Filtering on a sensitive column throws, and the check runs before operator and field validation so the probe is blocked even for otherwise-valid
operators.
// Allowed:
await apiKeys.list({ where: { label: 'production' } });
// Rejected — throws before the query runs:
await apiKeys.list({ where: { secret: 'guess-1' } });
// Error: Invalid WHERE clause field: 'secret'.
// Filtering on sensitive fields is not allowed.Read-only fields can't be written from the client
Mark a field @field({ readonly: true }) for values the server controls —
status, ownership, computed flags — and the generated create/update handlers strip it from the
request body before it reaches the model.
@smrt({ api: { include: ['create', 'update'] } })
export class Account extends SmrtObject {
collection = 'accounts';
email: string = '';
@field({ readonly: true })
status: string = 'pending'; // server-controlled, not client-writable
}The write-stripping policy
Every generated create and update handler runs the request body
through applyWritablePolicy() first.

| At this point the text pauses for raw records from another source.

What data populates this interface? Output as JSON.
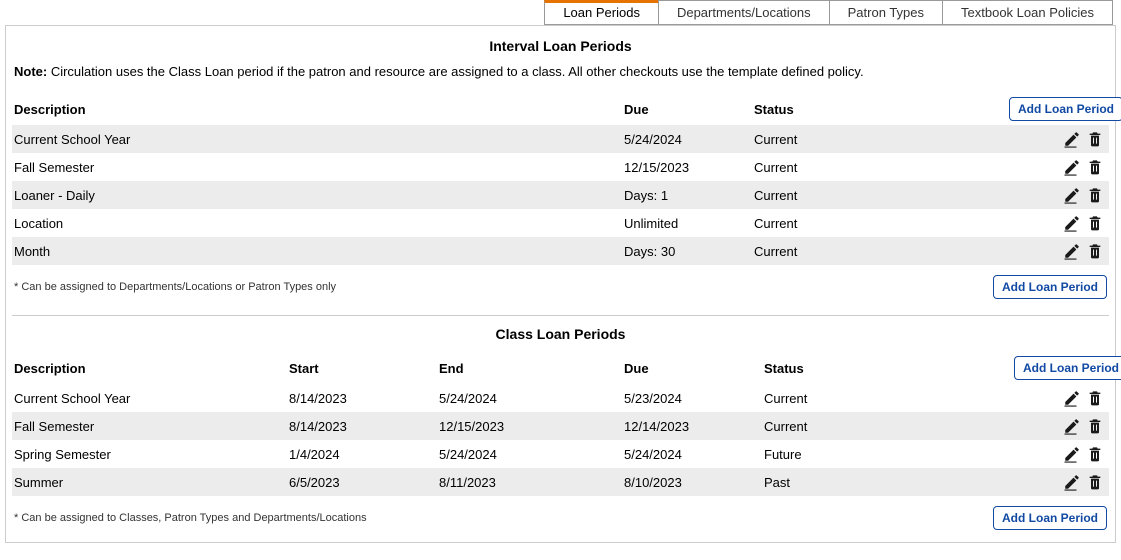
{
  "tabs": [
    {
      "label": "Loan Periods",
      "active": true
    },
    {
      "label": "Departments/Locations",
      "active": false
    },
    {
      "label": "Patron Types",
      "active": false
    },
    {
      "label": "Textbook Loan Policies",
      "active": false
    }
  ],
  "interval": {
    "title": "Interval Loan Periods",
    "note_prefix": "Note:",
    "note_text": " Circulation uses the Class Loan period if the patron and resource are assigned to a class. All other checkouts use the template defined policy.",
    "headers": {
      "description": "Description",
      "due": "Due",
      "status": "Status"
    },
    "add_label": "Add Loan Period",
    "rows": [
      {
        "description": "Current School Year",
        "due": "5/24/2024",
        "status": "Current"
      },
      {
        "description": "Fall Semester",
        "due": "12/15/2023",
        "status": "Current"
      },
      {
        "description": "Loaner - Daily",
        "due": "Days: 1",
        "status": "Current"
      },
      {
        "description": "Location",
        "due": "Unlimited",
        "status": "Current"
      },
      {
        "description": "Month",
        "due": "Days: 30",
        "status": "Current"
      }
    ],
    "footnote": "* Can be assigned to Departments/Locations or Patron Types only"
  },
  "class": {
    "title": "Class Loan Periods",
    "headers": {
      "description": "Description",
      "start": "Start",
      "end": "End",
      "due": "Due",
      "status": "Status"
    },
    "add_label": "Add Loan Period",
    "rows": [
      {
        "description": "Current School Year",
        "start": "8/14/2023",
        "end": "5/24/2024",
        "due": "5/23/2024",
        "status": "Current"
      },
      {
        "description": "Fall Semester",
        "start": "8/14/2023",
        "end": "12/15/2023",
        "due": "12/14/2023",
        "status": "Current"
      },
      {
        "description": "Spring Semester",
        "start": "1/4/2024",
        "end": "5/24/2024",
        "due": "5/24/2024",
        "status": "Future"
      },
      {
        "description": "Summer",
        "start": "6/5/2023",
        "end": "8/11/2023",
        "due": "8/10/2023",
        "status": "Past"
      }
    ],
    "footnote": "* Can be assigned to Classes, Patron Types and Departments/Locations"
  },
  "colors": {
    "accent_orange": "#e67300",
    "accent_blue": "#1149a3",
    "icon_dark": "#1a1a1a"
  }
}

It removes _-prefixed keys,
server-managed fields (id, tenantId, the timestamp columns), and
every @field({ readonly }) field.
// Generated into every create/update route.

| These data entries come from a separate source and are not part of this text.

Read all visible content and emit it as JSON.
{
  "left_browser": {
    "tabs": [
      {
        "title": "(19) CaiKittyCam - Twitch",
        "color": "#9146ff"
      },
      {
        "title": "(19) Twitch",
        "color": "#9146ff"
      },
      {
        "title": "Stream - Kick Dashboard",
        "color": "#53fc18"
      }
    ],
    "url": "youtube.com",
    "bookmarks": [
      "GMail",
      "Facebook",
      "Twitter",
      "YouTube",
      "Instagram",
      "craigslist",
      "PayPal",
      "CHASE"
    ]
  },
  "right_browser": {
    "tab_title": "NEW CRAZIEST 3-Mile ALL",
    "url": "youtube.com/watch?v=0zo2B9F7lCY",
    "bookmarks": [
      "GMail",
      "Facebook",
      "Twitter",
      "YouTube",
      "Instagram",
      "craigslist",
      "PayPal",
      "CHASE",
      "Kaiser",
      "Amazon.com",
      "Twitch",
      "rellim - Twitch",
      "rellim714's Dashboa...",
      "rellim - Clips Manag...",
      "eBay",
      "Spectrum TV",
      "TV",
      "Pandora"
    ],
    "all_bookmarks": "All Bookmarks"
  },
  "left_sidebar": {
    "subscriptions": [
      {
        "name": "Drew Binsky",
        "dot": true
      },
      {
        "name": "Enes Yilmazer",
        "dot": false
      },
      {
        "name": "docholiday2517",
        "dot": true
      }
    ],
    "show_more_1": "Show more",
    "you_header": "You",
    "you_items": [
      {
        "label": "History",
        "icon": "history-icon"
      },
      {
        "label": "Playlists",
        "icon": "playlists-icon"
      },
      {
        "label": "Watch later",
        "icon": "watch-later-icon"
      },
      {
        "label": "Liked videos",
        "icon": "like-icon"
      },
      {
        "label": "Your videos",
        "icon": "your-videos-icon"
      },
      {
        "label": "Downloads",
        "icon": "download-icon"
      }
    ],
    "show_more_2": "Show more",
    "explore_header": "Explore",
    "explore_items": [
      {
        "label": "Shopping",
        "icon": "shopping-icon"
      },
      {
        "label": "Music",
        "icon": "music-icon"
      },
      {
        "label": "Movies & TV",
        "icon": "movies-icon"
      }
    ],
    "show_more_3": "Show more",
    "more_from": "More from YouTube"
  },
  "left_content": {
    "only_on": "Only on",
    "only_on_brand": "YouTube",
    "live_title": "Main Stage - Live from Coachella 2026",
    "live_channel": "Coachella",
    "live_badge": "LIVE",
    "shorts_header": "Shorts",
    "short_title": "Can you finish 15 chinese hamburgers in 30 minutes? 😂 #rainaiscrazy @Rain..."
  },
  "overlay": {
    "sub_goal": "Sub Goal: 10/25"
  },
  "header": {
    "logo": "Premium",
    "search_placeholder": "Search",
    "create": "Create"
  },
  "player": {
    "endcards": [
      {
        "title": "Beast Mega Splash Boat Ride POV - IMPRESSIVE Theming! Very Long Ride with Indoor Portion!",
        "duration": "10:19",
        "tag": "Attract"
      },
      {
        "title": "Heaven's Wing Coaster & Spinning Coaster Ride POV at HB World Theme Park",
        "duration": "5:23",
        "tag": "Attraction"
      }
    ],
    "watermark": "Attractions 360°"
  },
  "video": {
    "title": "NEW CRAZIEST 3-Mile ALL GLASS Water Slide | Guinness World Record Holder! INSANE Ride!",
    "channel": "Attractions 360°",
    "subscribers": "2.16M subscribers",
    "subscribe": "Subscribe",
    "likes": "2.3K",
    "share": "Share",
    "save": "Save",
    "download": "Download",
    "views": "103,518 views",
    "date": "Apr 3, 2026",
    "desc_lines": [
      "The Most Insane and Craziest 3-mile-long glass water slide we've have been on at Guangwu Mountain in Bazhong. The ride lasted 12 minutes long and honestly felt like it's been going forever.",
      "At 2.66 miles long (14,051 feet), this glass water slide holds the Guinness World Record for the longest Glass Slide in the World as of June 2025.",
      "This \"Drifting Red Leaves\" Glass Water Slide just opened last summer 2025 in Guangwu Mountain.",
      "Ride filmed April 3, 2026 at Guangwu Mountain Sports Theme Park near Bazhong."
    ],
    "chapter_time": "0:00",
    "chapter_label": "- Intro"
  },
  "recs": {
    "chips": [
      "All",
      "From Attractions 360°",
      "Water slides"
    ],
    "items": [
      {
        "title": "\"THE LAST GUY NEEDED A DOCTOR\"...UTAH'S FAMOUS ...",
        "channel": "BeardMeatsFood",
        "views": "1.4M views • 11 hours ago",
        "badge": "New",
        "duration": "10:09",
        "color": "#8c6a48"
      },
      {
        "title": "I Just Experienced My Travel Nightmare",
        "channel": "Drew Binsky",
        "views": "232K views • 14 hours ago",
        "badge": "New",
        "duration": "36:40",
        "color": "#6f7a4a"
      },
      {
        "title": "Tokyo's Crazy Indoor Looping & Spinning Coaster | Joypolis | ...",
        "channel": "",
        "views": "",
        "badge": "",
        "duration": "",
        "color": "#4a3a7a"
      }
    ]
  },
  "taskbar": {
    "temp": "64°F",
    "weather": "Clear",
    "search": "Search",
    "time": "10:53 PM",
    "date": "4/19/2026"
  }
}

const WRITABLE_ALLOWLIST: string[] | null = null;
const READONLY_FIELDS: string[] = ['status'];
const SERVER_MANAGED_FIELDS = [
'id', 'tenantId', 'tenant_id',
'createdAt', 'created_at', 'updatedAt', 'updated_at',
];
function applyWritablePolicy(data: unknown): Record<string, unknown> {
if (!data || typeof data !== 'object') return {};
const result: Record<string, unknown> = {};
for (const [key, value] of Object.entries(data)) {
if (key.startsWith('_')) continue; // strip _-prefixed
if (SERVER_MANAGED_FIELDS.includes(key)) continue;
if (READONLY_FIELDS.includes(key)) continue; // strip @field readonly
if (WRITABLE_ALLOWLIST && !WRITABLE_ALLOWLIST.includes(key)) continue;
result[key] = value;
}
return result;
}
// In the POST handler:
const data = applyWritablePolicy(await request.json());
const item = await collection.create(data);This blocks mass-assignment
Without this guard, a client could set fields you never intended to expose by stuffing them
into the JSON body — the classic mass-assignment vulnerability. Because stripping happens
server-side before create()/update(), extra keys are simply dropped.
// Client sends:
POST /accounts
{ "email": "a@b.com", "status": "active", "id": "spoofed" }
// applyWritablePolicy strips status (readonly) and id (server-managed):
// → { email: "a@b.com" }
// The account is created as 'pending', with a server-generated id.Tightening further with an allowlist
Read-only stripping is a denylist. For a strict allowlist — only an explicit set of fields may
ever be written from a request body — set api.writable. Anything not on the list
is dropped, regardless of whether it is marked read-only.
@smrt({
api: {
include: ['create', 'update'],
// Only these fields may be set from a request body.
writable: ['email', 'displayName']
}
})
export class Profile extends SmrtObject {
collection = 'profiles';
email: string = '';
displayName: string = '';
role: string = 'member'; // not in writable → can never be set via API
}Shippable checklist
Before exposing a generated endpoint:
- Confirm the object's
api.publicis what you intend. Default is private; only settrue/'read'where you mean it. - Mark every secret column (credentials, tokens, tax IDs)
@field({ sensitive: true }). It is then absent from responses and unfilterable. - Mark server-controlled columns
@field({ readonly: true }), or useapi.writablefor a strict allowlist, so writes can't tamper with them. - Wire your auth layer to populate
locals.user/locals.sessionwith a real object (or setlocals.smrtAuth = true). The guard does not infer authentication from a callable helper. - Remember mutations stay protected under
public: 'read'— verify that matches the access you want.
You still own your auth layer
For finer-grained, per-row authorization and tenant isolation, see the tenancy and users packages, which integrate with this guard (tenant-scoped objects additionally establish a tenant context inside each generated handler).
Grounded in packages/core/src/object.ts, packages/core/src/collection.ts, and packages/core/src/vite-plugin/sveltekit-generator.ts in the SMRT framework source.